Du scheinst ja öfter umgezogen zu sein. Ich habe in Berlin die beste Zeit der Straßenbahn in der Nachkriegszeit, gleichzeitig die letzten Jahre der SED-Regierung erlebt. In den Jahren 1975 bis 1991 entstanden dutzende km Neubaustrecken, Deutschlands größter Straßenbahn-Betriebshof, dutzende neue Gleichrichterwerke und hunderte km Fahrleitungen und Kabelanlagen. Mehrere eingleisige Strecken in Buchholz, Hohenschönhausen, Schöneweide und Köpenick wurden zweigleisig ausgebaut, viele km Gleise auf besonderen Bahnkörper neu trassiert.

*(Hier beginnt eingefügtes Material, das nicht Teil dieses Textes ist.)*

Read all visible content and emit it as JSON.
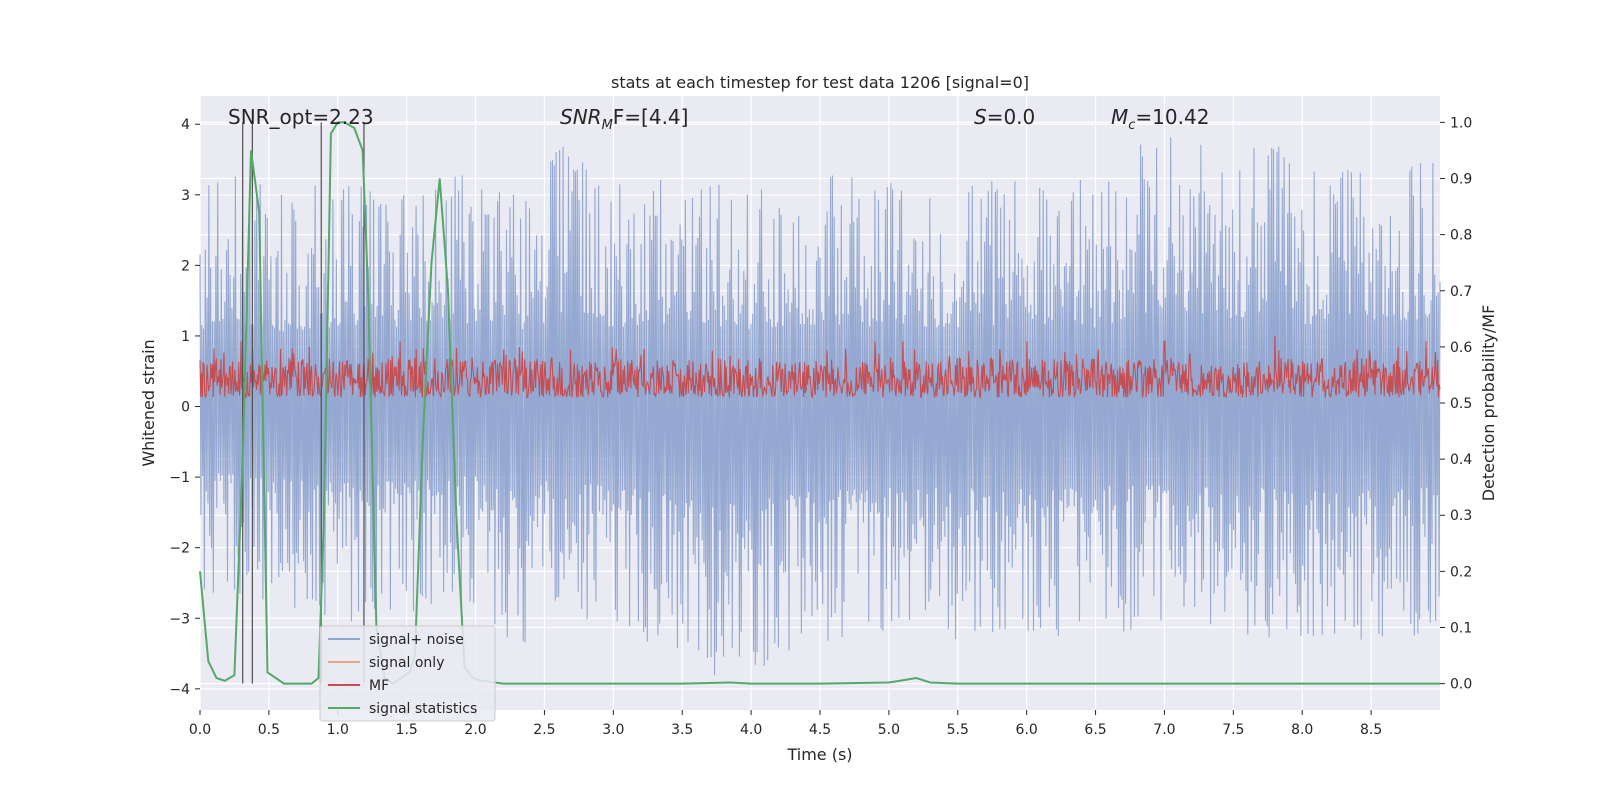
{
  "chart_data": {
    "type": "line",
    "title": "stats at each timestep for test data 1206 [signal=0]",
    "xlabel": "Time (s)",
    "ylabel": "Whitened strain",
    "y2label": "Detection probability/MF",
    "xlim": [
      0.0,
      9.0
    ],
    "ylim": [
      -4.3,
      4.4
    ],
    "y2lim": [
      -0.047,
      1.047
    ],
    "xticks": [
      0.0,
      0.5,
      1.0,
      1.5,
      2.0,
      2.5,
      3.0,
      3.5,
      4.0,
      4.5,
      5.0,
      5.5,
      6.0,
      6.5,
      7.0,
      7.5,
      8.0,
      8.5
    ],
    "yticks": [
      4,
      3,
      2,
      1,
      0,
      -1,
      -2,
      -3,
      -4
    ],
    "y2ticks": [
      1.0,
      0.9,
      0.8,
      0.7,
      0.6,
      0.5,
      0.4,
      0.3,
      0.2,
      0.1,
      0.0
    ],
    "annotations": [
      {
        "label": "SNR_opt=2.23"
      },
      {
        "label": "F=[4.4]",
        "prefix": "SNR",
        "sub": "M"
      },
      {
        "label": "=0.0",
        "prefix": "S",
        "sub": ""
      },
      {
        "label": "=10.42",
        "prefix": "M",
        "sub": "c"
      }
    ],
    "vertical_markers_x": [
      0.31,
      0.38,
      0.88,
      1.19
    ],
    "legend": {
      "placement": "lower-left",
      "entries": [
        "signal+ noise",
        "signal only",
        "MF",
        "signal statistics"
      ]
    },
    "colors": {
      "signal_noise": "#8fa4cf",
      "signal_only": "#e8a585",
      "mf": "#c44e52",
      "statistics": "#55a868",
      "markers": "#505050",
      "plot_bg": "#eaeaf2",
      "grid": "#ffffff"
    },
    "series": [
      {
        "name": "signal+ noise",
        "axis": "left",
        "description_of_envelope": "dense whitened noise, mostly within -2.5..3.5 with spikes to about 4 and -3.9",
        "upper_envelope_points": {
          "x": [
            0.0,
            0.25,
            0.5,
            1.0,
            1.5,
            2.0,
            2.5,
            2.55,
            3.0,
            3.5,
            4.0,
            4.5,
            5.0,
            5.5,
            6.0,
            6.5,
            7.0,
            7.5,
            7.8,
            8.0,
            8.5,
            9.0
          ],
          "y": [
            3.1,
            3.6,
            3.0,
            3.2,
            3.1,
            3.4,
            3.0,
            3.8,
            3.2,
            3.4,
            3.1,
            3.3,
            3.2,
            3.2,
            3.3,
            3.2,
            4.0,
            3.5,
            4.0,
            3.3,
            3.5,
            3.5
          ]
        },
        "lower_envelope_points": {
          "x": [
            0.0,
            0.5,
            1.0,
            1.5,
            2.0,
            2.3,
            2.5,
            3.0,
            3.5,
            3.6,
            4.0,
            4.5,
            5.0,
            5.5,
            6.0,
            6.5,
            7.0,
            7.5,
            8.0,
            8.5,
            8.9,
            9.0
          ],
          "y": [
            -2.6,
            -2.9,
            -3.1,
            -3.0,
            -2.8,
            -3.5,
            -3.0,
            -3.2,
            -3.6,
            -3.9,
            -3.8,
            -3.4,
            -3.3,
            -3.3,
            -3.3,
            -3.2,
            -3.2,
            -3.3,
            -3.3,
            -3.4,
            -3.2,
            -3.0
          ]
        }
      },
      {
        "name": "MF",
        "axis": "right",
        "band_low": 0.51,
        "band_typical_high": 0.58,
        "peaks": {
          "x": [
            0.3,
            1.45,
            4.9,
            5.1,
            6.0,
            7.0,
            7.8,
            8.9
          ],
          "y": [
            0.61,
            0.61,
            0.61,
            0.61,
            0.61,
            0.61,
            0.62,
            0.61
          ]
        }
      },
      {
        "name": "signal statistics",
        "axis": "right",
        "x": [
          0.0,
          0.06,
          0.12,
          0.18,
          0.25,
          0.31,
          0.37,
          0.43,
          0.49,
          0.55,
          0.61,
          0.68,
          0.74,
          0.81,
          0.86,
          0.9,
          0.95,
          1.0,
          1.05,
          1.12,
          1.18,
          1.22,
          1.28,
          1.34,
          1.4,
          1.46,
          1.52,
          1.56,
          1.62,
          1.68,
          1.74,
          1.8,
          1.86,
          1.92,
          1.98,
          2.05,
          2.2,
          2.6,
          3.0,
          3.5,
          3.85,
          4.0,
          4.5,
          5.0,
          5.1,
          5.2,
          5.3,
          5.5,
          6.0,
          7.0,
          8.0,
          9.0
        ],
        "y": [
          0.2,
          0.04,
          0.01,
          0.005,
          0.015,
          0.4,
          0.95,
          0.84,
          0.02,
          0.01,
          0.0,
          0.0,
          0.0,
          0.0,
          0.01,
          0.3,
          0.98,
          1.0,
          1.0,
          0.99,
          0.95,
          0.7,
          0.1,
          0.01,
          0.0,
          0.01,
          0.02,
          0.05,
          0.45,
          0.75,
          0.9,
          0.7,
          0.3,
          0.03,
          0.01,
          0.005,
          0.0,
          0.0,
          0.0,
          0.0,
          0.002,
          0.0,
          0.0,
          0.002,
          0.006,
          0.01,
          0.002,
          0.0,
          0.0,
          0.0,
          0.0,
          0.0
        ]
      }
    ]
  }
}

Gleichzeitig wurde der Wagenpark fast vollständig durch großräumige, schnelle Vierachser ersetzt. Da wurde nicht viel gerechnet, sondern investiert und schwere Fehler der 60er Jahre korrigiert.

Leider ist der Einfluss der Rechtsnachfolger der SED auf die Politik des heutigen Senats trotz Koalition eher gering, obwohl die PDS den Wirtschaftssenator stellt. Hier wäre mehr wirkliches Engagement für die Stärkung des ÖPNV sehr angebracht.

so long

Mario
Lieber Mario!

Sicher hast Du Recht, Unterhalt und Neubau bzw. Erneuerung sind zwei verschiedene Paar Schuhe. Doch frage ich mich, wenn die Messlatte dafür so hoch liegt, wie sich dann relativ kleine Städte - wie z.B. Freiburg und Bremen - da heute noch den Bau bzw. die Erneuerung von Straßenbahnstrecken leisten können.

Mit dem Ausspruch : bei der BVG träumt man von einer Stillegungsorgie meinte ich selbstverständlich den Vorstand, ganz bestimmt nicht einen Straßenbahn- oder Busfahrer, in dessen Haut ich in der heutigen Zeit eh nicht mehr stecken möchte...

Zum Thema Unzug: Da wir Verwandte im Osten haben (hatten) und man ja als West - berliner Bürger eine ganze Zeit lang nicht in die DDR bzw. nach Ost - Berlin durfte, ist ein Teil unserer Familie nach Hamburg gezogen. Ich selbst habe meine Kindheit in Hamburg und West - Berlin verbracht. Von Hamburg aus waren Bremerhaven und Kiel nicht weit und ich habe heute noch Freunde aus dieser Zeit, die um den Erhalt der dortigen Straßenbahnen kämpften.

Brauchte also gar nicht umziehen, jedenfalls deswegen nicht.

Die Neubaustrecken aus DDR - Zeiten habe ich hier in Hohenschönhausen quasi vor der Tür und nutze sie auch rege. Von diesen Strecken ist ja im Moment auch noch nicht die Rede. Und für die M17 sollte sich wirklich eine Sanierung / Rekonstruktion lohnen.